How does the wiring of Kenyon cells allow for olfactory learning? Abbott suggests that the key is increasing dimensionality. The olfactory glomeruli represent odors in a 50-dimensional space. The Kenyon cells, as a large population of cells that each mix inputs from a small number of olfactory glomeruli, amplify odor representation by at least one order of magnitude (Aso et al., 2014). This more complex and varied representation allows for an easier categorization of odors at the level of behavioral output. Reexamining the connectivity in this light, Abbott and his colleagues found that the Kenyon cell innervation appeared more diverse than a random connectivity: the number of cells with the same combinations of inputs was below chance. Especially when considering that the number of synaptic inputs ranges from 1 to 6, a truly random system would have a higher probability of duplicated input combinations. Abbott and colleagues suggested that the system actually favored diversity over randomness! Is randomness then a too simple model to understand the dendritic innervations of Kenyon cells?

In many ways, elementary biological processes are all random: molecules bumping into one another, and neurons finding synaptic partners. Peters and Feldman had suggested in 1976 that axons randomly innervated the dendritic targets in the area. The findings from Abbott’s lab, and much other work in recent years, suggest that further rules restrict or diversify synaptic connection patterns, taking random processes and optimizing their functional potential.


  1. Caron S.J.C., Ruta V., Abbott L.F., Axel R. (2012) Random convergence of olfactory inputs in the Drosophila mushroom body, Nature, 497, p. 113-117.

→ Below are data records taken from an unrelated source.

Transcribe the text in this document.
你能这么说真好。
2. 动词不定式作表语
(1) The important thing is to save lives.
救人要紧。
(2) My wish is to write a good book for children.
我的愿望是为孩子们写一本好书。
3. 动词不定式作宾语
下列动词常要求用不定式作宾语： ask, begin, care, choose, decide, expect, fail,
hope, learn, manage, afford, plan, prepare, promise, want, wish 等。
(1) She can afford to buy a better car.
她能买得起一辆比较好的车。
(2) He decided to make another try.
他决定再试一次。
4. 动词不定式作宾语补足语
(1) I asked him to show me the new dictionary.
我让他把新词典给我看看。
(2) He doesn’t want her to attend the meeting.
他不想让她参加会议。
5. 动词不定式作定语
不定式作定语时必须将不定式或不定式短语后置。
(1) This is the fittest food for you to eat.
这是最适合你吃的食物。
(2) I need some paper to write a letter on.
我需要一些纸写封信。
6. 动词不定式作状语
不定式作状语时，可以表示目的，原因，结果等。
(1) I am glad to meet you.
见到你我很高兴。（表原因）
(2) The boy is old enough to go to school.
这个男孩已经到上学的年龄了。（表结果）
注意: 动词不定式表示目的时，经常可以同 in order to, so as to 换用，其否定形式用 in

  2. Aso Y., Hattori D., Yu Y., Johnston R.M., Iyer N.A., Ngo T.T., Dionne H., Abbott L.F., Axel R., Tanimoto H., Rubin G.M. (2014) The neuronal architecture of the mushroom body provides a logic for associative learning, eLife, 3e04577.
  3. Davis M. (2001) Mathematics of Financial Markets in Mathematics Unlimited: 2001 and beyond (ed. Engquist and Schmid).
  4. Peters A. and Feldman M.L. (1976) The projection of the lateral geniculate nucleus to area 17 of the rat cerebral cortex. I. General description, J Neurocytol, 5(1), p. 63-84.